ALEXANDER PAYNE: De père en fils

« Nebraska » raconte l’histoire d’une odyssée qui réconcilie un fils avec son père – et une formidable épopée dans une Amérique sans maquillage.

Une belle tranche de vie.

Woody est difficile et taciturne. Fils de paysans, désormais installé dans la ville post-industrielle de Billings dans le Montana, il sombre dans la dépression depuis que la démence s’est ajoutée à ses problèmes de boisson. Sa femme a de plus en plus de difficultés à veiller sur lui. Et le jour où il reçoit une lettre lui promettant un million de dollars, à condition qu’il vienne les prendre personnellement à Lincoln dans le Nebraska, rien ne l’arrête plus et il commet fugue sur fugue comme un adolescent rebelle. David et Ross, ses deux fils, ne parviennent pas à se mettre d’accord sur l’attitude à adopter face à leur père. Tandis que l’aîné veut le placer dans une structure spécialisée très onéreuse, David, le cadet veut céder à la dernière lubie de son père et l’emmener à Lincoln, pour qu’il voie de ses propres yeux que cette fameuse lettre n’est rien d’autre qu’une arnaque.
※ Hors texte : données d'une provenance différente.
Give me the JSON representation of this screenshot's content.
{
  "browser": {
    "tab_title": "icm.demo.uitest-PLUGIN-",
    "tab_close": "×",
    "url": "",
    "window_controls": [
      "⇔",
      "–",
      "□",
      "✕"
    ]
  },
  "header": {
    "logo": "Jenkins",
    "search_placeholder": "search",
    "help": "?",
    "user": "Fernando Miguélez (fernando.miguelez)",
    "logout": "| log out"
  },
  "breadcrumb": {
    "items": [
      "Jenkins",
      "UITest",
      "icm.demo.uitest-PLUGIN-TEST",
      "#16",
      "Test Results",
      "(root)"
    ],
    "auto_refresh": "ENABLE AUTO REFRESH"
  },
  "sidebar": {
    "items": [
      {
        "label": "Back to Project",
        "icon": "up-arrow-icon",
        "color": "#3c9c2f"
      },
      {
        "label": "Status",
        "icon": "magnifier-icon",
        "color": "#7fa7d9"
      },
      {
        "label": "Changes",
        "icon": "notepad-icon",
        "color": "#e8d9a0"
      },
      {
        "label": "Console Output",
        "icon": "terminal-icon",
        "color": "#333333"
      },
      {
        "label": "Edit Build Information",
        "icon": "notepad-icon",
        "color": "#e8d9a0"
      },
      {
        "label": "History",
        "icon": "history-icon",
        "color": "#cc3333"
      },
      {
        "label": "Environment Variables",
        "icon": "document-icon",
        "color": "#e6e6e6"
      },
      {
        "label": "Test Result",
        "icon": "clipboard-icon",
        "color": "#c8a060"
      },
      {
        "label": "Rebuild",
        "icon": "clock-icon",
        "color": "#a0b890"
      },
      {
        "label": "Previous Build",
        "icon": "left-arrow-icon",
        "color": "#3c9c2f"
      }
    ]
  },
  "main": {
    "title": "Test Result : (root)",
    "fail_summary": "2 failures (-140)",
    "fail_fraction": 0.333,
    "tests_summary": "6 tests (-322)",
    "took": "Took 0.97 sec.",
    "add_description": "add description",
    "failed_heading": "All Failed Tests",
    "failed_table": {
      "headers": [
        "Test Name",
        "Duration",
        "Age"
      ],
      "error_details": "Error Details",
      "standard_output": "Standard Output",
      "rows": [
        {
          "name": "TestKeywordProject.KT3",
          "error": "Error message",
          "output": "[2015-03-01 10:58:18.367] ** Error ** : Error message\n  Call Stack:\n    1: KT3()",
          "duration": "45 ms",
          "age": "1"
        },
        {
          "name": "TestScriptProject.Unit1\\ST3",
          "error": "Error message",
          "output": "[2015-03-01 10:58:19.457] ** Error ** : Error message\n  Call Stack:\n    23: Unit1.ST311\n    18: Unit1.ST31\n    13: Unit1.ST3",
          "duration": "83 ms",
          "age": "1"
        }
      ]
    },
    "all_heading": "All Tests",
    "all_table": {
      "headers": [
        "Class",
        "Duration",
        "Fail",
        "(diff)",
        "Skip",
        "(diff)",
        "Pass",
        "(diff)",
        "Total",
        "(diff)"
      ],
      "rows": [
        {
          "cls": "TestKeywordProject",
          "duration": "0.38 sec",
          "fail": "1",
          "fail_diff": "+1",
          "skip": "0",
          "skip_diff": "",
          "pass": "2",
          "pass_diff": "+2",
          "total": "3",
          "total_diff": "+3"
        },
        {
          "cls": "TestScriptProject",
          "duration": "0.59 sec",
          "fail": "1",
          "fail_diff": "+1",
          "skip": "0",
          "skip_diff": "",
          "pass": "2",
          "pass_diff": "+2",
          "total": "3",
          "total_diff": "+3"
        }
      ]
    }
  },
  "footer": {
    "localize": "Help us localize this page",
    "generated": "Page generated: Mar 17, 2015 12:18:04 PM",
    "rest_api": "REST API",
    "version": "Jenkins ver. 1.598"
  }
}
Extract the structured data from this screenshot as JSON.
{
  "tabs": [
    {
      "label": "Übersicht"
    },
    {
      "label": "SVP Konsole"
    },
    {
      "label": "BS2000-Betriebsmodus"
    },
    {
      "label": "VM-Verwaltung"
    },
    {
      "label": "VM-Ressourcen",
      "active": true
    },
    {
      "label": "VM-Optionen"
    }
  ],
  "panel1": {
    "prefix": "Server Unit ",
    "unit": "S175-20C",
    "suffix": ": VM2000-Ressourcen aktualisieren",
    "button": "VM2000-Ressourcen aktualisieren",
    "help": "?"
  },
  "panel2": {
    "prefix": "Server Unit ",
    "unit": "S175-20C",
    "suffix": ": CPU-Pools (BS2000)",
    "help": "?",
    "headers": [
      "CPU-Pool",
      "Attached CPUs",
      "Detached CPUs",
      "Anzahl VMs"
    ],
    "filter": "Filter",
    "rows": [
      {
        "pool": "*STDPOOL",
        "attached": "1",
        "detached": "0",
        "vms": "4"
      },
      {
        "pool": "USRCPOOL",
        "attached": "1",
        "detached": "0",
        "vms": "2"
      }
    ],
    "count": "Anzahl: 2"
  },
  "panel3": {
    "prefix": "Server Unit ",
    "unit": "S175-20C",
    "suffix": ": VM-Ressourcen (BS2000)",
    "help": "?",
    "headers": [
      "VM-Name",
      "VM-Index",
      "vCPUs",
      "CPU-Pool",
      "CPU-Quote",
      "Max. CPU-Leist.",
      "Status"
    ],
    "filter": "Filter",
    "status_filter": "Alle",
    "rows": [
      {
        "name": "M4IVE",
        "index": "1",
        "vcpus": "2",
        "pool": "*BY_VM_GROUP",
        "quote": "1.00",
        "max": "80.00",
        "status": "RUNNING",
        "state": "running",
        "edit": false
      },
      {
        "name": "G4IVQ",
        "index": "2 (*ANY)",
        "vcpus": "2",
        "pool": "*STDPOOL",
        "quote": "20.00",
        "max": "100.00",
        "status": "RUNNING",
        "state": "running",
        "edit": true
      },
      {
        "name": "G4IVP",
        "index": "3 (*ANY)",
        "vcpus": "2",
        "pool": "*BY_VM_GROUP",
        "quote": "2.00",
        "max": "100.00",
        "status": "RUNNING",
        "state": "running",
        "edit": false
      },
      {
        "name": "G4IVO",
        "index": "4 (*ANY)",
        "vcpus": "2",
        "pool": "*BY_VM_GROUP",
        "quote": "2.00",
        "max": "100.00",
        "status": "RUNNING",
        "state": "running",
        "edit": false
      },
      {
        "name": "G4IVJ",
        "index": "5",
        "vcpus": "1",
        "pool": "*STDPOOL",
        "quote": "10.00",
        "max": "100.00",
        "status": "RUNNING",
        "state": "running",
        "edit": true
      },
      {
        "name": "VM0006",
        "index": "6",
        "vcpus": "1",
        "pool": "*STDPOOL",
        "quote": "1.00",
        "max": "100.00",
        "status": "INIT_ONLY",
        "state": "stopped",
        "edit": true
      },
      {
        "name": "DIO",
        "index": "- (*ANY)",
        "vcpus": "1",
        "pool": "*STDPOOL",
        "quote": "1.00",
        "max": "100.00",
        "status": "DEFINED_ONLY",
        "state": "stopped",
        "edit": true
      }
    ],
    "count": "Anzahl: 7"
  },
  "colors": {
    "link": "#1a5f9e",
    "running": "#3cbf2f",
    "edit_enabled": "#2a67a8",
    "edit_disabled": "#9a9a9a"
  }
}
Commence alors un road trip ponctué d’épisodes tragi-comiques au cours duquel David et Woody nouent ou renouent des liens familiaux entre eux. Leur plus grand problème est le reste de la famille : en route, ils atterrissent à Hawthorne, la ville dans laquelle Woody a grandi et où une grande partie de ses frères et soeurs vivent toujours avec leurs familles respectives. Lorsque celles-ci organisent une grande réunion à l’honneur de Woody, qu’ils croient vraiment millionnaire, malgré toutes les injonctions de David, les jalousies éclatent et les vieux griefs refont aussitôt surface. Une situation que Woody et David vont exploiter à leur manière?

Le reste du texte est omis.